Wednesday, March 27, 2019

The Seduction of Workers: Our American Ancestors


We idealize the early immigration experience. In fact, many workers were “seduced.” That is an actual legal term that approximately means “fraudulently induced.”
Sex was an allure for some, especially young maidens. Consider this excerpt from John Wareing’s research article, “Violently taken away or cheatingly duckoyed”:

“Meriton Latroon … was faced with a servant girl whom he had ‘cruelly trapanned' to Virginia, and who had returned to London. She reminded and accused him of ‘the flatteries you used to delude a poor credulous maiden whom you not only shamed but ruined. You cannot forget your matchless treachery in seducing me aboard a Virginia ship in whom I was carried thither and sold, you hoping by that villainy to have been for ever rid of me and mine.’”

Today, we call this sex trafficking (with similar false inducements transformed into sexual labor).

Sometimes, husbands sold their wives into servitude.
“A broadsheet of 1675 describes how an unfaithful husband had tried to sell his wife to ‘some forraign plantation’ so that he could be alone in London with his mistress, but the captain took pity on her and turned the tables on the husband who was himself sent ‘very fairly bound’ to ‘Chuck a Tuck in James River in Virginy’.

Sometimes husbands abandoned their wives:
“The ballad of a weaver who had an unfaithful and complaining wife…. told her that he was going to Virginia, but her joy at his departure and the prospect of making merry with her lover in his absence was short-lived when she found that upon boarding the ship to see him off, she herself was to be taken because the wronged husband had sold her to the captain for £10.”
Sorry for the sudden twist there!
However, mostly “seduction” referred to mundane matters, such as recruiting workers—from laborers through skilled tradesmen—to seek riches in America. 

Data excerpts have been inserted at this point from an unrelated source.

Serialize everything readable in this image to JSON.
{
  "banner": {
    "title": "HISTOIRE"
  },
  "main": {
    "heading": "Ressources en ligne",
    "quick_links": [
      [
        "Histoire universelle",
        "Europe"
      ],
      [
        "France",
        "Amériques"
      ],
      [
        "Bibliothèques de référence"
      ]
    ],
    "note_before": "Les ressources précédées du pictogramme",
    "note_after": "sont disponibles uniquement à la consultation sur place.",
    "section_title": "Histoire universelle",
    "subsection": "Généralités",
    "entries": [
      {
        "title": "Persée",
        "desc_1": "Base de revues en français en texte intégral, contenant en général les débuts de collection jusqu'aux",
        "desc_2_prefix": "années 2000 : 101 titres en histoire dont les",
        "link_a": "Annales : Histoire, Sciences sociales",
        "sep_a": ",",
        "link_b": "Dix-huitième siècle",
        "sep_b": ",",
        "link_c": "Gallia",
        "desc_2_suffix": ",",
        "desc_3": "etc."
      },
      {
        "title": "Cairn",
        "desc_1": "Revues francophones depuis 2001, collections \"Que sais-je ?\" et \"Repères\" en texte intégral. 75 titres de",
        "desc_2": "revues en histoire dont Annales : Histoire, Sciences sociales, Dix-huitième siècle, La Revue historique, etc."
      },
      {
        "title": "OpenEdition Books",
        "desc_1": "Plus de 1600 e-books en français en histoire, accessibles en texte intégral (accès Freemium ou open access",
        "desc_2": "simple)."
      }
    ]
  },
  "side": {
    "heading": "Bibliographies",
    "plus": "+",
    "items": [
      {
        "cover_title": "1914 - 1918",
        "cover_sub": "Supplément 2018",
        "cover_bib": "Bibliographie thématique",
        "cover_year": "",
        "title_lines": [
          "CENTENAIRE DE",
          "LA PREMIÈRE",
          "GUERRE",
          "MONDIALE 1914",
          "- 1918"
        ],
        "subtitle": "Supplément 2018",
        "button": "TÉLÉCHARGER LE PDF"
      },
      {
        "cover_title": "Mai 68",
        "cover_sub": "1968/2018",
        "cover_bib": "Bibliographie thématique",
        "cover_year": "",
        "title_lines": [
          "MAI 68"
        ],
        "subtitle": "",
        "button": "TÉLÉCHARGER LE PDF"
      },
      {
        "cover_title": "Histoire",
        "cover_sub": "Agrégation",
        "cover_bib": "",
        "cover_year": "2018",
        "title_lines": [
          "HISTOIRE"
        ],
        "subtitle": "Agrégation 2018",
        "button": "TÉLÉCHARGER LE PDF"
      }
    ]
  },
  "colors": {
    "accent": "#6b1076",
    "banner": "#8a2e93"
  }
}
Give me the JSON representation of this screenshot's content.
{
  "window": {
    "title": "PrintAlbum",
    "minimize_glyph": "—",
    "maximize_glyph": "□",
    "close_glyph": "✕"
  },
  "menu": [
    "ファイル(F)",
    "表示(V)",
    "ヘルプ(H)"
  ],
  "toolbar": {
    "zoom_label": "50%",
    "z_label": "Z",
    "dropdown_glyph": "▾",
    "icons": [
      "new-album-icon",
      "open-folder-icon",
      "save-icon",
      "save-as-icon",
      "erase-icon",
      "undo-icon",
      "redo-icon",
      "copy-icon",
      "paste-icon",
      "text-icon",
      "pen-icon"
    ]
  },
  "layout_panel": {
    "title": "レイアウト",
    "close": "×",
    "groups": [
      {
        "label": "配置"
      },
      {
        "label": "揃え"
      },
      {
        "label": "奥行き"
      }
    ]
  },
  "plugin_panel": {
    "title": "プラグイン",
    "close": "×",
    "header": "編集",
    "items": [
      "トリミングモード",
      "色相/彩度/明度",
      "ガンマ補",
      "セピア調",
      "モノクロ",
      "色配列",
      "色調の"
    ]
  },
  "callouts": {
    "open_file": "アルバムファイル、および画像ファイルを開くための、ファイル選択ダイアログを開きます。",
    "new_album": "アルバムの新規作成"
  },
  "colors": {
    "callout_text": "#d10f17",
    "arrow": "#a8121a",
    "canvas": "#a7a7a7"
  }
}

England was so concerned about the loss of labor to America that King George III (the guy we rebelled against) enacted 13 Geo. III XXI. A.D. 1773.  The law applied anytime a person would “entice, persuade, or endeavor to persuade, solicit, or seduce any Manufacturer, Workman, or Artificer of or in the Wool, Mohair, Cotton, or Silk” or related manufacturing industries, or in “Iron, Steel, Brass or any other Metal, or Clock-maker, watch-maker, or other Manufacturer, Workman, or Artificer of or in any other manufactures of Great Britain or Ireland.

In other words, the law applied criminal penalties to HR recruiters (i.e., “Talent Search Professionals”) who exported labor to America.